If the cat takes an eye out of the child will he be happy about it? It’s alright to allow for HIS children to be hurt?

He’s bonkers but that only shows how brainwashed he is in entertaining the whole idea of cat ruling the Christmas

Left · 03/12/2024 21:10

The irony that SIL is affronted for her poor cat… whilst not recognising that the cat is probably reactive due to the stress of being out of her normal routine and environment and would probably much rather be at home. FFS.

PullTheBricksDown · 03/12/2024 21:13

DH got very cross, said if I go then he'll never forget it..
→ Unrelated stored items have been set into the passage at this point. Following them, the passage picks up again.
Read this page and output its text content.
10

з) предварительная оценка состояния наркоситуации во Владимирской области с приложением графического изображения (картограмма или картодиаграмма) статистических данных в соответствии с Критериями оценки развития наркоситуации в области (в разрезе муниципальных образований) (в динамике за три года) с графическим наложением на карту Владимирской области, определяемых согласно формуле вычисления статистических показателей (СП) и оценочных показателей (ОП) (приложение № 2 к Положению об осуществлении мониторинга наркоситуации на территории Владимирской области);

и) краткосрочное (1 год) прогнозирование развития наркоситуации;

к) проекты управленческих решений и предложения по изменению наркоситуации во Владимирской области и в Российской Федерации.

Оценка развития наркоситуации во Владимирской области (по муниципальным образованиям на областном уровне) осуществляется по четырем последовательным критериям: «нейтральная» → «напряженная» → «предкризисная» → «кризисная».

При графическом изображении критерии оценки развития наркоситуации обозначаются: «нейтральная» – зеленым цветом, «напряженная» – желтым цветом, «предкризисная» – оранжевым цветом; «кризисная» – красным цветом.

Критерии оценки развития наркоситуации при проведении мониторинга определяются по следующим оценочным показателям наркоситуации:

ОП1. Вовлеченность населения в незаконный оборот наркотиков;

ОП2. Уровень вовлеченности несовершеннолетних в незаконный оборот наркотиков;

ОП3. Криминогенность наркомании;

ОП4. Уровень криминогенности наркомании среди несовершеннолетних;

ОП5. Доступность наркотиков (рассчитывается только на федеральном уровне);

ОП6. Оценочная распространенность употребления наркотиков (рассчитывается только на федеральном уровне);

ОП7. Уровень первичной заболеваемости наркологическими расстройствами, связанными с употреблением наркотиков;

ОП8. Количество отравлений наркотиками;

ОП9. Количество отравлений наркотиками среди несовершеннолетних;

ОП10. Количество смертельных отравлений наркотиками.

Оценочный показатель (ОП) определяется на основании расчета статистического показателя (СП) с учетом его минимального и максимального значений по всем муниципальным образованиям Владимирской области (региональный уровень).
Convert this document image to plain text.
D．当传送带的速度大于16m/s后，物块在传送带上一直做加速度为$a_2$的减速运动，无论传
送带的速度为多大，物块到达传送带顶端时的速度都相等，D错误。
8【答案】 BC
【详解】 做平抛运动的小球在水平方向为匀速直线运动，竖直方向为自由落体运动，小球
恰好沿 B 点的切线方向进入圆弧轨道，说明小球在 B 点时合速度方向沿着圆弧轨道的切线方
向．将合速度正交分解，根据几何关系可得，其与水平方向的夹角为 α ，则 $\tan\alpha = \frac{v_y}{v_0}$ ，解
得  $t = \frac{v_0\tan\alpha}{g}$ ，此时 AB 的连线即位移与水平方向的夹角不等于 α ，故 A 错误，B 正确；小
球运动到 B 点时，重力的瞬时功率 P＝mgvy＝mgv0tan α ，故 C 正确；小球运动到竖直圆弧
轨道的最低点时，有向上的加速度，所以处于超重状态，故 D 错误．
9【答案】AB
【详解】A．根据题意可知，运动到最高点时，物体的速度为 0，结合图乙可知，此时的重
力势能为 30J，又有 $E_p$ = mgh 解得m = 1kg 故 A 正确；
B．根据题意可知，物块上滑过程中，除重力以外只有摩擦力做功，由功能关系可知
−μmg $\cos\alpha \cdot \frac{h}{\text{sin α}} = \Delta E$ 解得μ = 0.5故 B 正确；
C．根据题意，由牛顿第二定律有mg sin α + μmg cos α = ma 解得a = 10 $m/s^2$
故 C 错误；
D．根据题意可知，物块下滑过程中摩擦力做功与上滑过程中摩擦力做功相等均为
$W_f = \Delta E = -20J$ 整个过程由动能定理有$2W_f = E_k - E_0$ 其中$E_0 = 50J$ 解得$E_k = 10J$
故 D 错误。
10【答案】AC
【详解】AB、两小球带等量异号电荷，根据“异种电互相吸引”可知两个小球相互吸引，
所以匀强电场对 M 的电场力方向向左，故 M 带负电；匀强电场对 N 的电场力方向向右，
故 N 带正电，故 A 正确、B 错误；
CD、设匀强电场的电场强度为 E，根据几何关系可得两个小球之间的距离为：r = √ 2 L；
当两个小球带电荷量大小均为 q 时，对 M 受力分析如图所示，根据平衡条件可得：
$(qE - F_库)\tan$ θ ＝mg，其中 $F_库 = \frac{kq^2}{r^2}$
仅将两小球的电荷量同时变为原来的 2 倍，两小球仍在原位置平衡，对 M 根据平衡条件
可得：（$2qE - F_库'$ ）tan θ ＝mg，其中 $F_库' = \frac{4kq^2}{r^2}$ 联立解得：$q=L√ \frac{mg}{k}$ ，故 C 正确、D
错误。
I would give him the death stare and say 'And I will never forget how clear you've made it that your parents and sister are more important than me and your own children. NEVER' and leave the room. Seriously, he should be scared as hell at how much he's riled up his nice calm wife.

Manypaws · 03/12/2024 21:15

DH has got a bit of a cheek really since you are dragged to his parents every Christmas... a family of very self centred individuals

JanefromLondon1 · 03/12/2024 21:17

Just tell SIL that there is no sane man out there that will want to enter into a relationship with such a sad cat lady and you're not prepared to put your kids at risk. The best thing for all of you is if the cat is PTS and she'll then get a lovely man who will give her lots of real human babies and you can return the chain mail trousers to the fancy dress emporium.